Enfin, la libération d’Alep commencera le 28 juillet 2016 avec l’occupation du quartier Est, tenu par les terroristes de Jobhat Al Nosra (p.197). Le 23 novembre 2016, les terroristes seront exfiltrés de l’Est vers Idlib. 15 000 habitants seulement sur 200 000  demanderont de les suivre (p.235) ; ce qui fait une adhésion bien faible pour les rebelles soutenus par le Qatar !

« Les Syriens souffrent de voir le nom de leur pays associé au terrorisme international, de savoir que 30 000 personnes de 80 nationalités font le jihad en Syrie » (p.139), nous rappellent les auteurs de ce livre poignant[2]. Ils représentent  la société civile syrienne qui ne demande qu’à être écoutée. Les intérêts contradictoires – des grandes puissances, du Régime syrien post-Daech et post-Qaïda et des puissances régionales – ne semblent malheureusement pas prendre en considération la société syrienne. Cet ouvrage en tout cas est un appel à ne pas oublier les citoyens d’un pays auquel notre civilisation doit tant et qui a tant souffert.

Christian Lochon[3]

 

Note de la rédaction de CDM

[1] Lire aussi, dans La Croix du 09/10/2019, la critique du film à voir actuellement : Pour Sama, le massacre des innocents à Alep. Prix du meilleur documentaire – Œil d’or – au Festival de Cannes, vient de recevoir le grand prix et le prix du public au festival War on Screen.

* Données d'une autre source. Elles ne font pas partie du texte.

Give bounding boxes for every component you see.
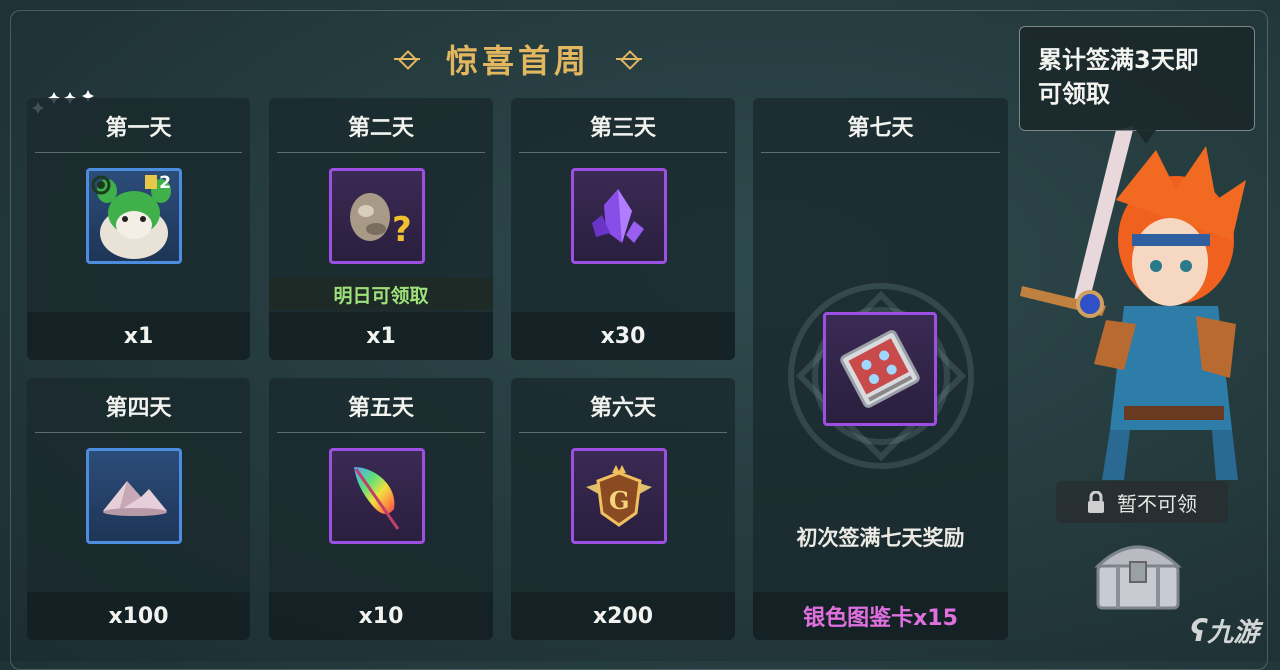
- reward-item-slot[interactable]: [329, 448, 425, 544]
- lock-icon: [1088, 491, 1104, 513]
- reward-item-slot[interactable]: ?: [329, 168, 425, 264]
- site-watermark: ʕ九游: [1190, 612, 1259, 649]
- title-ornament-left-icon: [393, 52, 420, 66]
- reward-item-slot[interactable]: [571, 168, 667, 264]
- svg-text:?: ?: [392, 210, 412, 250]
- divider: [277, 432, 485, 433]
- item-level-badge: 2: [159, 173, 171, 193]
- hero-character-illustration: [1020, 126, 1246, 480]
- reward-quantity: x1: [269, 312, 493, 360]
- powder-pile-icon: [103, 481, 167, 516]
- day-card-2[interactable]: 第二天 ? 明日可领取 x1: [269, 98, 493, 360]
- day-card-1[interactable]: 第一天 2 x1: [27, 98, 250, 360]
- reward-item-slot[interactable]: 2: [86, 168, 182, 264]
- divider: [761, 152, 1000, 153]
- reward-quantity: x30: [511, 312, 735, 360]
- day-card-4[interactable]: 第四天 x100: [27, 378, 250, 640]
- day-title: 第三天: [589, 116, 656, 141]
- tooltip-line-2: 可领取: [1038, 80, 1110, 108]
- divider: [35, 432, 242, 433]
- claim-chest-button[interactable]: 暂不可领: [1056, 481, 1228, 523]
- watermark-logo-icon: ʕ: [1190, 614, 1208, 649]
- purple-crystal-icon: [592, 189, 644, 243]
- divider: [35, 152, 242, 153]
- day-title: 第五天: [347, 396, 414, 421]
- mystery-ore-icon: ?: [350, 193, 412, 250]
- tooltip-line-1: 累计签满3天即: [1038, 46, 1199, 74]
- title-ornament-right-icon: [616, 52, 642, 66]
- reward-quantity: x1: [27, 312, 250, 360]
- reward-quantity: 银色图鉴卡x15: [753, 592, 1008, 640]
- day-card-5[interactable]: 第五天 x10: [269, 378, 493, 640]
- watermark-text: 九游: [1207, 618, 1260, 648]
- claim-chest-label: 暂不可领: [1117, 491, 1197, 516]
- reward-quantity: x100: [27, 592, 250, 640]
- divider: [519, 432, 727, 433]
- day-title: 第一天: [105, 116, 172, 141]
- silver-collection-card-icon: [840, 330, 920, 408]
- progress-tooltip: 累计签满3天即 可领取: [1019, 26, 1255, 144]
- day-title: 第四天: [105, 396, 172, 421]
- header: 惊喜首周: [388, 36, 648, 82]
- svg-text:G: G: [609, 486, 630, 515]
- reward-quantity: x10: [269, 592, 493, 640]
- divider: [277, 152, 485, 153]
- reward-description: 初次签满七天奖励: [796, 526, 965, 550]
- claim-status-label: 明日可领取: [269, 278, 493, 310]
- day-title: 第六天: [589, 396, 656, 421]
- treasure-chest-icon[interactable]: [1088, 532, 1188, 612]
- day-card-3[interactable]: 第三天 x30: [511, 98, 735, 360]
- reward-quantity: x200: [511, 592, 735, 640]
- reward-item-slot[interactable]: [86, 448, 182, 544]
- divider: [519, 152, 727, 153]
- reward-item-slot[interactable]: [823, 312, 937, 426]
- reward-item-slot[interactable]: G: [571, 448, 667, 544]
- page-title: 惊喜首周: [445, 42, 590, 80]
- day-title: 第七天: [847, 116, 914, 141]
- rainbow-feather-icon: [354, 467, 400, 530]
- day-card-6[interactable]: 第六天 G x200: [511, 378, 735, 640]
- gold-g-badge-icon: G: [586, 465, 652, 527]
- day-card-7[interactable]: 第七天 初次签满七天奖励 银色图鉴卡x15: [753, 98, 1008, 640]
- day-title: 第二天: [347, 116, 414, 141]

[2] Depuis mars 2011, début de la guerre civile en Syrie, on pourra lire de nombreux articles sur le site de CDM et des recensions de livres, par ordre chronologique d’édition : La rage et la lumière : un prêtre dans la révolution Syrienne ; Ne nous laissez pas disparaître ; Le miroir de Damas : Syrie, notre histoire ; Le pianiste de Yarmouk ; Syrie : à chacun sa part ; Syrie. L’espoir vainqueur ; Dans la tête de Bachar Al-Assad ; Homs, l’espérance obstinée ; Histoire de la Syrie : XIXe-XXIe siècle.

[3] Cette recension, destinée d’abord à l’Académie des Sciences d’Outre-Mer (ASOM) dont Christian Lochon est Membre libre, est publiée ici avec l’aimable autorisation de l’ASOM et l’ajout de quelques notes.